На том мы закончили этот неприятный разговор. Панна, как всегда, меня успокоила. Пока на свободе Василий… Мне казалось, он и всегда будет на свободе. И слава Богу!


Мы ждали нового командующего. Уже было известно, что им будет маршал авиации Степан Акимович Красовский – человек, с которым судьба-капризница повяжет меня потуже, чем с молодым Сталиным, – и об этом я буду ещё говорить, а теперь я почти каждый день заходил к воронцовской пятёрке и слушал рассказы о Красовском, который ещё продолжал командовать авиацией Прикарпатского военного округа и не торопился к нам в столицу. Он во время войны командовал Второй воздушной армией, был советником по авиации у Сталина, большого Сталина, конечно. Говорили, что он никакой не лётчик, а лишь в Гражданскую войну, будучи малограмотным пареньком из белорусской деревни, поднимался в воздух на французских самолётах того времени «Фарманах» или «Ньюпорах», сидел возле лётчика с мешком на коленях и бросал на окопы вражеских солдат заострённые на концах короткие куски проволоки, похожие на стрелы, и эти стерженёчки, визжа и кувыркаясь, набирая скорость, дождём сыпались на землю и, если попадали в голову или в плечо жертвы, пронзали человека насквозь. Не ахти какое оружие, а для солдата не менее страшное, чем нынешняя ракета или атомная бомба.

Другого опыта лётной работы этот маршал авиации не имел, но у Сталина пользовался большим доверием.

Послушав эти страшные, и не очень страшные, а по большей части забавные рассказы, я на часок заходил в редакцию – тут продолжали лежать без движения мои очерки, и новых от меня никто не ждал, я отправлялся домой, и тут, к великой радости бурно подраставшей дочурки, шёл с ней гулять, а то и в кино, детский театр, Уголок Дурова… И каждый раз мы с ней заходили к нашей маме, которая работала в аптеке кассиром, что была неподалеку от нашего дома. Работы у Надежды было немного, и она могла с нами поболтать.

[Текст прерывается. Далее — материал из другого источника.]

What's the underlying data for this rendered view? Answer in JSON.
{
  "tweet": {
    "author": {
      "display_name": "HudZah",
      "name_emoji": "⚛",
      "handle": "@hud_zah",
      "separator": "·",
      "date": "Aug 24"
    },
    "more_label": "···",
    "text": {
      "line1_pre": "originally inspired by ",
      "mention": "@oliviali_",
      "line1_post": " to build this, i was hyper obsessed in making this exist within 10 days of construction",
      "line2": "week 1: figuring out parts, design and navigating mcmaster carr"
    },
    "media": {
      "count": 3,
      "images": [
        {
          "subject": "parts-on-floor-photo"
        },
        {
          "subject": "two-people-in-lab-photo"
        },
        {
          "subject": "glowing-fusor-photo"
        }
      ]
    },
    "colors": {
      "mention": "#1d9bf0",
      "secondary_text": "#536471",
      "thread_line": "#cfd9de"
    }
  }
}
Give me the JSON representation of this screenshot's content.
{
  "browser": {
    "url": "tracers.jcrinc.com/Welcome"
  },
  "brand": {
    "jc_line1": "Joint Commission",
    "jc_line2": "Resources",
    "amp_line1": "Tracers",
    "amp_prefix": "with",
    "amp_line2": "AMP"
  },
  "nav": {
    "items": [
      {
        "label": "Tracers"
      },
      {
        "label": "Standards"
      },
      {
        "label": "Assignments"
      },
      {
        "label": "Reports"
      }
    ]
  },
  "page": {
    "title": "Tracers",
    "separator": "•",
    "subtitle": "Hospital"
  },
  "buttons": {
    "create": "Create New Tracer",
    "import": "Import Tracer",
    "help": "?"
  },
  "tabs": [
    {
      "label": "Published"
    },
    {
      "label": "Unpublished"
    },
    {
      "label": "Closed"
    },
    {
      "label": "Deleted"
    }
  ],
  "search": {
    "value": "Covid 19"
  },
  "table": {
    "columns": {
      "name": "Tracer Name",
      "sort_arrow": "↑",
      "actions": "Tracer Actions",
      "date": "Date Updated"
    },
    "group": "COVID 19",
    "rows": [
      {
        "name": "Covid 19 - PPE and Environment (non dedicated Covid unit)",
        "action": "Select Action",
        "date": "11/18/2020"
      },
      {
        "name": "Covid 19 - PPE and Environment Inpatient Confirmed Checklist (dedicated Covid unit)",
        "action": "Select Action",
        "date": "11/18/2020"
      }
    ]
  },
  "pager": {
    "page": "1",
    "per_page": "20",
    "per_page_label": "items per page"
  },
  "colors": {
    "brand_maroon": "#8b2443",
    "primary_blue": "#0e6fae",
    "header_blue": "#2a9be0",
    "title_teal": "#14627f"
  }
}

Однажды после обеда я уложил Светлану спать, а сам подсел к телевизору, но тут меня отвлёк телефонный звонок. Говорила незнакомая женщина:

– Это ваша жена работает в аптеке кассиром? – спросила она тоном, не предвещавшим ничего хорошего.

– Да, это так, а в чём дело?

– Дело тут скверное, можно даже сказать отвратительное: она спуталась с директором аптеки.

Я спросил весело – почти с радостью:

– А он молодой, этот директор?

Наступила пауза, – впрочем, небольшая. В голосе моей незнакомки послышался металл:

– При чём тут возраст – молодой или старый?.. Мужик как мужик.

– Ну, нет, извините – мужики бывают разные. Если директор молодой и красивый – одно дело, а если он старый козёл – другое.

– Странно вы рассуждаете! Ну, положим молодой, и не безобразный…

– Молодой – это хорошо, – отвечаю я уже почти с восторгом. – Если моя жена нравится молодым, да ещё не безобразным, как вы изволили сказать, это разве плохо? Значит, она интересная, я не ошибся в выборе подруги…

– Хороша подруга, если треплется!

– Подождите, подождите – что значит треплется? Вы же сама женщина, и судя по звонкому приятному голосу – молодая и даже, наверное, красивая. Вы лучше скажите: не треплются, а любят друг друга, приглянулись один другому, понравились. А вы должны знать по опыту: если вам понравился мужчина, вы, как я понимаю, тоже не отбежите в сторону.

– Послушайте, хватит скоморошничать! Вы что – чокнутый или от рождения идиот? Я вам говорю: спуталась!.. Вы русские слова понимаете?

– Ну, положим, я вас понял. Что я должен делать?

– Как что?.. Пресечь это безобразие!..

– Вот теперь всё ясно. Но я пресекать ничего не стану, потому как это никакое не безобразие, а любовь. А со своим советом вы обратитесь к его жене. Вот она вам поможет.

На этом месте моя собеседница бросила трубку.

Вечером я подступился к своей супруге с щекотливым разговором:

– Кто у вас директор аптеки?

– А-а… Лысый башмак! Ко всем девчонкам нашим пристаёт. И ко мне тоже. А жена его смотрит на нас как фурия и злится. Наверное, придётся уходить.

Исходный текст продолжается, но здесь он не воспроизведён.